Software-Engineering Applications

  • Programming languages. C (1972), SQL (1974), Unix (1969), and Lisp (1958) are deeply Lindy. They are more likely to be relevant in 2050 than any language that launched in 2020. Bet on tools and skills with long tails, not the technology of the month.
  • Protocols. TCP/IP, HTTP, SMTP, DNS — all Lindy. Whatever replaces them will have to survive a comparable selection process.
  • Engineering practices. Code review, version control, testing — all old, all Lindy. Continuous delivery is young; its durable form is still being selected.
  • Decisions about where to invest learning time. Fundamentals (data structures, operating systems, databases) are Lindy; framework-of-the-year is not.

Limits

  1. Only applies to non-perishable phenomena. A specific human life is perishable (biological clock); the idea of “human” is Lindy. The principle is for ideas, books, institutions, technologies, laws of nature.
  2. Fails in the face of disruptive shifts. Lindy would have predicted that horse-drawn transport had decades left in 1910. It didn’t. Technological discontinuities can collapse Lindy-validated systems in years.
  3. Lindy is a prior, not a likelihood. Evidence of imminent decline overrides the age-based prior. A long-lived bookstore chain still goes bankrupt when the underlying economics fail.
  4. Survivorship bias risk. Observing that “old things are durable” can ignore the vast cemetery of things that didn’t survive. The probability that something from 500 years ago is still around is high; the probability that any specific thing from 500 years ago is still around is low.

The Taleb Reframing

Nassim Taleb’s popularisation of Lindy (in Antifragile and elsewhere) sharpens it: time is the ultimate anti-fragility filter. Anti-fragile systems get stronger under stress, which is what long-surviving systems have been doing for their entire existence. The old is old because it has been improving under pressure.

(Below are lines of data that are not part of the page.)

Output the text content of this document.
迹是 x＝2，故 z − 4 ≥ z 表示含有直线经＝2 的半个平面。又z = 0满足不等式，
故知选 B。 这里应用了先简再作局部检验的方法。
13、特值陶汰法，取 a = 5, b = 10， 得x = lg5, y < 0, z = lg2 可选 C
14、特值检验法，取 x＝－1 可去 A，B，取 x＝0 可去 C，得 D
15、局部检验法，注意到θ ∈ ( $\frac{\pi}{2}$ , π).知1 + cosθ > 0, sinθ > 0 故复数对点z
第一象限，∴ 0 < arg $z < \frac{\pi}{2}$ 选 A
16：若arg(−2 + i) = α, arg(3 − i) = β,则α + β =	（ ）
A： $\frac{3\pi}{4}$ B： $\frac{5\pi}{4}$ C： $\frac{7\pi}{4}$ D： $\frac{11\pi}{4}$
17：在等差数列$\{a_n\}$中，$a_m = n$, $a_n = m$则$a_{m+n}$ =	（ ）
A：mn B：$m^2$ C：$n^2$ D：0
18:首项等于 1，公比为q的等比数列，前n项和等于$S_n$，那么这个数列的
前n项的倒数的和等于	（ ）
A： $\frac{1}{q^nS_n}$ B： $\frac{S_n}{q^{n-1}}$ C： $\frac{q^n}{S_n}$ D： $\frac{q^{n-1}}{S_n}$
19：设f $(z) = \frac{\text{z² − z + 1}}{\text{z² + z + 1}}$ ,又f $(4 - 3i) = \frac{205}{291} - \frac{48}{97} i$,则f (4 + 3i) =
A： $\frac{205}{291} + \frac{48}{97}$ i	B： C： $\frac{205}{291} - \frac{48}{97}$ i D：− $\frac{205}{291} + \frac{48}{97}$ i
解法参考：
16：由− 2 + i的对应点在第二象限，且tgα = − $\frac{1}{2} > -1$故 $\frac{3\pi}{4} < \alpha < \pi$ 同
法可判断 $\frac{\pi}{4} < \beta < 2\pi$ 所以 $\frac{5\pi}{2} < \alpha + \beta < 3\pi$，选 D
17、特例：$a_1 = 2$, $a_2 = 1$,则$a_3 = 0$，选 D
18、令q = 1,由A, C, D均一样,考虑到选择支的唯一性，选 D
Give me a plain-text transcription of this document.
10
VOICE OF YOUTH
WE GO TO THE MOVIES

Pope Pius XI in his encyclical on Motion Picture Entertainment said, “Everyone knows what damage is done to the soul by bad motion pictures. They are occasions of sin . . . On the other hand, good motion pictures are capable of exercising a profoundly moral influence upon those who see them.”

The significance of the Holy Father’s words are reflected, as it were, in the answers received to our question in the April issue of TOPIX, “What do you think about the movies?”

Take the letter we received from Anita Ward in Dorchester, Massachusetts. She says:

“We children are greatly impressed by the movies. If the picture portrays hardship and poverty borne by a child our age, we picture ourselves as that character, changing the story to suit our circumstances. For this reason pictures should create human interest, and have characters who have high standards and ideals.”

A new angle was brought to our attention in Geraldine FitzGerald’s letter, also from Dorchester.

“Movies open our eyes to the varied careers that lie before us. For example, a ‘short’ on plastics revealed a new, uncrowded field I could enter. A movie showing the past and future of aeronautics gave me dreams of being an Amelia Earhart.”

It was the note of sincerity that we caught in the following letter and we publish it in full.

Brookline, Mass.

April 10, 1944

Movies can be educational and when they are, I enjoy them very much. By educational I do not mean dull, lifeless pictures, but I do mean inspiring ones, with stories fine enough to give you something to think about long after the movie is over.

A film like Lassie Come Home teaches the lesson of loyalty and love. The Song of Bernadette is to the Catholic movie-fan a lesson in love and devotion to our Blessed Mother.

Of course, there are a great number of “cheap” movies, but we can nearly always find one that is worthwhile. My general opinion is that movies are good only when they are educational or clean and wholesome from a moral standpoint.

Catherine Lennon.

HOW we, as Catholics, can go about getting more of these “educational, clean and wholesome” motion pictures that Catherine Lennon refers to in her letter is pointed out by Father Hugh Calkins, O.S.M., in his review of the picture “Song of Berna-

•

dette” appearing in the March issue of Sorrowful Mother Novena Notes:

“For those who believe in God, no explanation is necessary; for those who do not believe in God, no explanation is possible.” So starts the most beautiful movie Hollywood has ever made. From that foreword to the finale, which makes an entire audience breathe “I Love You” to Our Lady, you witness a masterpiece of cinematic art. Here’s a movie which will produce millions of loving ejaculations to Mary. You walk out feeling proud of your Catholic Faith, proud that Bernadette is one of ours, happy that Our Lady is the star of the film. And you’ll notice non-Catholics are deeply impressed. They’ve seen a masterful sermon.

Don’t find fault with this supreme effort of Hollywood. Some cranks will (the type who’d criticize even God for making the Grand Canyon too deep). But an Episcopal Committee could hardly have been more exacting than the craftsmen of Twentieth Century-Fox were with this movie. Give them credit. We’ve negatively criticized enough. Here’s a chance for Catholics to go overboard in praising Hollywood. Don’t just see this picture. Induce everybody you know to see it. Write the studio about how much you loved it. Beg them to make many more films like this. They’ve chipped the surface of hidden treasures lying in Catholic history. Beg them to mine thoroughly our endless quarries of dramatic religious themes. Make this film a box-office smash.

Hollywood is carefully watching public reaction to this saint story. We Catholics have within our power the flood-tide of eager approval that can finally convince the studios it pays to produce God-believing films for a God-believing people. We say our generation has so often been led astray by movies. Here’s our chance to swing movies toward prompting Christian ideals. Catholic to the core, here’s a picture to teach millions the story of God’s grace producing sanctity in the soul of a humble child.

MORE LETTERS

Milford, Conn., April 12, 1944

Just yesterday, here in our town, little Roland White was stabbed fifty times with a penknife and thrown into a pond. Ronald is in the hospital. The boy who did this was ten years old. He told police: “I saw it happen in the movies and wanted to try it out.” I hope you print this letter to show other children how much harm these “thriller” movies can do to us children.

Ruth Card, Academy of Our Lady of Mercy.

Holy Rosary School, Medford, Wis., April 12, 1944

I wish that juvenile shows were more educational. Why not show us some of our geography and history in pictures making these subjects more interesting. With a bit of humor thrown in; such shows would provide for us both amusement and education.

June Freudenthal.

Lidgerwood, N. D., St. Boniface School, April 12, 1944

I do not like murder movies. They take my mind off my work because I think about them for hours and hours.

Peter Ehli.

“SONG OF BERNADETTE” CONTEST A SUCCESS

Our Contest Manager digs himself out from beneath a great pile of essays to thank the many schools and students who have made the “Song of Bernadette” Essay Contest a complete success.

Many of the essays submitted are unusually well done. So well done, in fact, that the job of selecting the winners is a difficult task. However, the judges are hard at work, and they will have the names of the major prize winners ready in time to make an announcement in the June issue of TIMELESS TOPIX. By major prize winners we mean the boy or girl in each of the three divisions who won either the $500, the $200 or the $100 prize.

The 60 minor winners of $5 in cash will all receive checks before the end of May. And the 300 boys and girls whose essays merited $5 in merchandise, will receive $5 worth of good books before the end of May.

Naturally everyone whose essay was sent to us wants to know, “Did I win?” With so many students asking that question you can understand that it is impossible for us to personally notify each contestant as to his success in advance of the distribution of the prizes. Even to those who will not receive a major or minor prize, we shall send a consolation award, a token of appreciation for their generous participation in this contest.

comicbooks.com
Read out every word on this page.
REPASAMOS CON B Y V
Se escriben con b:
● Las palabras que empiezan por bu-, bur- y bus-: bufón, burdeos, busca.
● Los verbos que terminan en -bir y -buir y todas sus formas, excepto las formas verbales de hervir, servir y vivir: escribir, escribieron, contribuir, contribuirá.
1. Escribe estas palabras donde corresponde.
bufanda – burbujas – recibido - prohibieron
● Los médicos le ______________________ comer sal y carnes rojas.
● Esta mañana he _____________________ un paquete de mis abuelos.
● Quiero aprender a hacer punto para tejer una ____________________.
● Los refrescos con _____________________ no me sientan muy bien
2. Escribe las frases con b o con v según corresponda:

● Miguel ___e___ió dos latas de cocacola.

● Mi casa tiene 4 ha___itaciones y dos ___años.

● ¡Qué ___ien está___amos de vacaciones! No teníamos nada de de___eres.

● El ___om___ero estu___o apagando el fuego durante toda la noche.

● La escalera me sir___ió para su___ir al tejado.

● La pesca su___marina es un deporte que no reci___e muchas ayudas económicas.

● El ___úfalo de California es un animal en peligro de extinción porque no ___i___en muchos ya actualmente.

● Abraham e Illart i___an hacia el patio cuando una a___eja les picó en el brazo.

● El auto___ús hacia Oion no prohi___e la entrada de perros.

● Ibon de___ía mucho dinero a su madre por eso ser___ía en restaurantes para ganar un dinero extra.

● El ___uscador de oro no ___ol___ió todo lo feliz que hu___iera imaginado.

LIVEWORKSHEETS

This is a specific reading — most of what Lindy-validates is robust rather than anti-fragile — but Taleb’s framing is the reason the concept went mainstream in the 2010s.

Sources

  • source—laws-of-software-engineering — in the Decisions cluster.
  • Benoit Mandelbrot (1984) — formal mathematical treatment.
  • Nassim Nicholas Taleb, Antifragile (2012) and Skin in the Game (2018) — popularisation.
  • Named after Lindy’s Deli (New York), where actors observed in the 1960s that the career expectancy of comedians was proportional to their career so far.